Dave Leonhardt at The NY Times Economix blog had “5 Questions about the Friday Jobs Report” this morning prior to the report being issued. But those questions also reflect the muddled nature of the current economy. The folks at Calculated Risk have a good summary of the BLS figures:

This pace of job growth is just more than enough to keep up with the growth in the labor force, so it will only push down the unemployment rate slowly. The unemployment rate has declined from 9.4% in December 2010 to 9.0% in April.

The increase in the unemployment rate from 8.8% to 9.0% in April, was bad news, especially since the participation rate was unchanged at 64.2%. Note: This is the percentage of the working age population in the labor force. I expect the participation rate to move a little higher as the job market improves, and that will keep the unemployment rate elevated all year.

The increase in the the number of part time workers for economic reasons, and the increase in U-6 to 15.9% were more bad news. There are a total of 13.75 million Americans unemployed.

So with the muddled and mostly bad news, what say our Beltway Village Idiots Pundits, courtiers, and elected representatives?

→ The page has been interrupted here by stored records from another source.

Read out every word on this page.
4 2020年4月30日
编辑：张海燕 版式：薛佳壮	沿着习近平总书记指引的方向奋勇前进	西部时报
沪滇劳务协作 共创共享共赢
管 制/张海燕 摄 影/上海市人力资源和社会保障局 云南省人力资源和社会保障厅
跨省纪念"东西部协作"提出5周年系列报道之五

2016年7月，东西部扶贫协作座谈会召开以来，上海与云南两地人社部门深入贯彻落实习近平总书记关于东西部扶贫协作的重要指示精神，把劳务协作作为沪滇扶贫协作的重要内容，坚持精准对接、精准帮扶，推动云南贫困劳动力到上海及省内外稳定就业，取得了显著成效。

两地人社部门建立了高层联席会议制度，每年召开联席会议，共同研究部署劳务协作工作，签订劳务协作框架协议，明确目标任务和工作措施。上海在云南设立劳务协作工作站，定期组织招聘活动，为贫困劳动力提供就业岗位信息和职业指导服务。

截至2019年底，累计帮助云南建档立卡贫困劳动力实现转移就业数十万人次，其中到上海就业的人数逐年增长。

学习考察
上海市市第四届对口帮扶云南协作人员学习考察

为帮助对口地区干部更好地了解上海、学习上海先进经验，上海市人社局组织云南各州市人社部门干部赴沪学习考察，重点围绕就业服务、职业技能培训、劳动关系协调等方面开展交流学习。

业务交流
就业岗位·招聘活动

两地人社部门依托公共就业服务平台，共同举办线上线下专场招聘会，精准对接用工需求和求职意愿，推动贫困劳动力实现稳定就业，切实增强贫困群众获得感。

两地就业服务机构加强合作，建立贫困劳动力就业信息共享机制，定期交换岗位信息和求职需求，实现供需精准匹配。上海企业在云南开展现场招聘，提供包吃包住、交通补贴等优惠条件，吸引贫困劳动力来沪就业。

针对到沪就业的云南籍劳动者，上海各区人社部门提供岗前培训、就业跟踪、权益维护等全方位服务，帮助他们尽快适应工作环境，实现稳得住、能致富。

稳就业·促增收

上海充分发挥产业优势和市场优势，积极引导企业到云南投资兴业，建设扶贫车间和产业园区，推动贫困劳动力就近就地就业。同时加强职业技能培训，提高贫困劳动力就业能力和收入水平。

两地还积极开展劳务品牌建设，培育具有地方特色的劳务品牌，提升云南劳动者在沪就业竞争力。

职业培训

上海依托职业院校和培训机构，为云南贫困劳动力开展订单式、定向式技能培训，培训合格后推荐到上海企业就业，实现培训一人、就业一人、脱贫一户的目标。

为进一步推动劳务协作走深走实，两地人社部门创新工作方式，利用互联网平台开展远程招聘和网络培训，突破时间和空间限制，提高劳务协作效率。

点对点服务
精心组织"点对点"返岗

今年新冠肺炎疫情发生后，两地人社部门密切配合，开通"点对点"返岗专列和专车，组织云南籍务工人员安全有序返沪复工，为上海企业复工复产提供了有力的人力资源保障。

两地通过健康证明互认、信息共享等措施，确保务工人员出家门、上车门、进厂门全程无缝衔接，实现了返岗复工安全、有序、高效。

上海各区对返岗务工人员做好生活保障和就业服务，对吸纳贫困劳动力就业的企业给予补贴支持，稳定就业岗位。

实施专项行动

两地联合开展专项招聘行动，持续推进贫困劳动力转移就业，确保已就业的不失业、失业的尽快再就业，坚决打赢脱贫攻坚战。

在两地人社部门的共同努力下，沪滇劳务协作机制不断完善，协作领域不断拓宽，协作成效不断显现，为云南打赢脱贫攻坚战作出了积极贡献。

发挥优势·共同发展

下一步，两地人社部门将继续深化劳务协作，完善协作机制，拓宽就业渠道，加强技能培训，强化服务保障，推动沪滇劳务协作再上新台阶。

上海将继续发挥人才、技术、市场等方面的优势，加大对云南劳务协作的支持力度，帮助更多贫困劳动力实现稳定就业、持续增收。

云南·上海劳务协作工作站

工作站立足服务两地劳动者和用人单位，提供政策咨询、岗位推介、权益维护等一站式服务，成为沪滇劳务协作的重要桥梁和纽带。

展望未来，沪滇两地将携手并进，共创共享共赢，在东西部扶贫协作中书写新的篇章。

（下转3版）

On Wednesday, the Washington Post reported that the “Leaders of minority parties in Senate and House introduce jobs agendas.”:

“It’s been 120 days of the Republican majority, and we haven’t seen a jobs bill yet,” Rep. James E. Clyburn (S.C.), the No. 3 House Democrat, told reporters. “Maybe they need some ideas.”

The 28 other House Democrats flanking Clyburn, of course, came prepared to offer some in the form of a “Make It in America” agenda. Among them: new programs to train workers in advanced manufacturing, investments in transportation infrastructure, research and development tax credits, and savings accounts for small-business start-ups.

…snip…

Across the Rotunda, five Republicans took to the Senate floor to explain some ideas of their own, packaged simply as the “Senate Republican Jobs Plan.” Among them: require a statutory spending limit for the government, reduce individual and corporate tax rates, prohibit the federal regulation of greenhouse gases and repeal President Obama’s health-care law.

Earth to the Washington Post – calling something a “jobs program” doesn’t make it one, although the proposal from the House, while no where near enough to bring the 25M to 30M un and underemployed people back to full employment at decent wages, might be a bit more helpful than the senate Republican ‘proposal’ which is the same crap they’ve been tossing out for a dozen years that has not worked. Although it shows the Senate Republicans are at least able to fake it, unlike their House counterparts who think re-defining rape is more important than jobs.

I would weep for my country if this weren’t so damn typical. It becomes more and more difficult to remember that there once was a time, and not even all that long ago, when even the corrupt politicians made at least some pretense of doing things for the benefit of all people.